Dalam menghadapi unjukrasa belum lama ini di Tangerang, Banten, polisi juga disorot. Seorang mahasiswa dibanting oknum polisi hingga harus di rumah sakit. Polisi pun kembali jadi bulan-bulanan dikritik. Kasus-kasus di atas cukup mencerminkan masih banyaj polisi yang tidak profesional. Ibarat fenomena gunung es, bisa jadi data yang muncul ke permukaan jauh lebih kecil dibanding fakta sesungguhnya.
Ibarat pepatah ‘karena nila setitik, rusak susu sebelanga’, begitulah fenomena saat ini. Imbasnya, percayaan publik yang dibangun dengan susah payah, kini rapuh. Kalau ini terus dibiarkan, trust bulding yang menjadi bagian dari grand strategy Polri dan dibangun bertahun-tahun bisa runtuh. Ini yang harus dicegah. Sebagai kilas balik, Grand Strategi Polri 2005-2025 dirancang dalam buku biru Polri tentang reformasi kepolisian untuk memperkuat kepolisian setelah lepas dari ABRI (kini TNI). Tahap awal (2005-2010) adalah trust building atau membangun kepercayaan.
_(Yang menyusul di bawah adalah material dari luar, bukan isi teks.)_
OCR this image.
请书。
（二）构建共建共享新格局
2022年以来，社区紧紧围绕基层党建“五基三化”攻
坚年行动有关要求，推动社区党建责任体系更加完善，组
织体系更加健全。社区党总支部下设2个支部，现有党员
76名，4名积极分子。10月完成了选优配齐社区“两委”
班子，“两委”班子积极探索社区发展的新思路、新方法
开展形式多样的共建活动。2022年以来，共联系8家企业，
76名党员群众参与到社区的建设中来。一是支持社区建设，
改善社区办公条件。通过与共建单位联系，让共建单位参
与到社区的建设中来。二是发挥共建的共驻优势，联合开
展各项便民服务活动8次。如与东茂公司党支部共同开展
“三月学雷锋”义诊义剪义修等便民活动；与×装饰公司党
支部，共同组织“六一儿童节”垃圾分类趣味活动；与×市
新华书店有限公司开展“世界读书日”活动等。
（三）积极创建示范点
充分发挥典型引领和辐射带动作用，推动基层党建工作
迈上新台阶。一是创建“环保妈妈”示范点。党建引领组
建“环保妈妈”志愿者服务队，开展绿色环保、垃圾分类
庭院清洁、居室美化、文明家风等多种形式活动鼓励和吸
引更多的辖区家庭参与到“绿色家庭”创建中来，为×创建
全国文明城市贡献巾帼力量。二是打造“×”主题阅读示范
Tahap ke II (2011-2015), membangun kemitraan (partnership building) antara masyarakat dengan Polri diikuti tahap III dan IV. Tahap terakhir tahun 2021-2025, dengan target Polri menjadi excellent, dan menjadi institusi berkelas dunia. Pertanyaannya, bagaimana mungkin Polri menuju excellent bila kepercayaan publik terus merosot. Karena itu Polri dituntut cepat merespon keinginan publik serta tidak antipati dengan kritikan.
Langkah Polri menggandeng Komnas HAM sebagai lembaga independen yang melakukan pengawasan eksternal, patut diapresiasi. Kolaborasi kedua lembaga ini diharapkan menjadi solusi guna menekan pelanggaran yang dilakukan oknum nakal. Pencegahan dan pengawasan adalah langkah preventif mengantisipasi penyimpangan.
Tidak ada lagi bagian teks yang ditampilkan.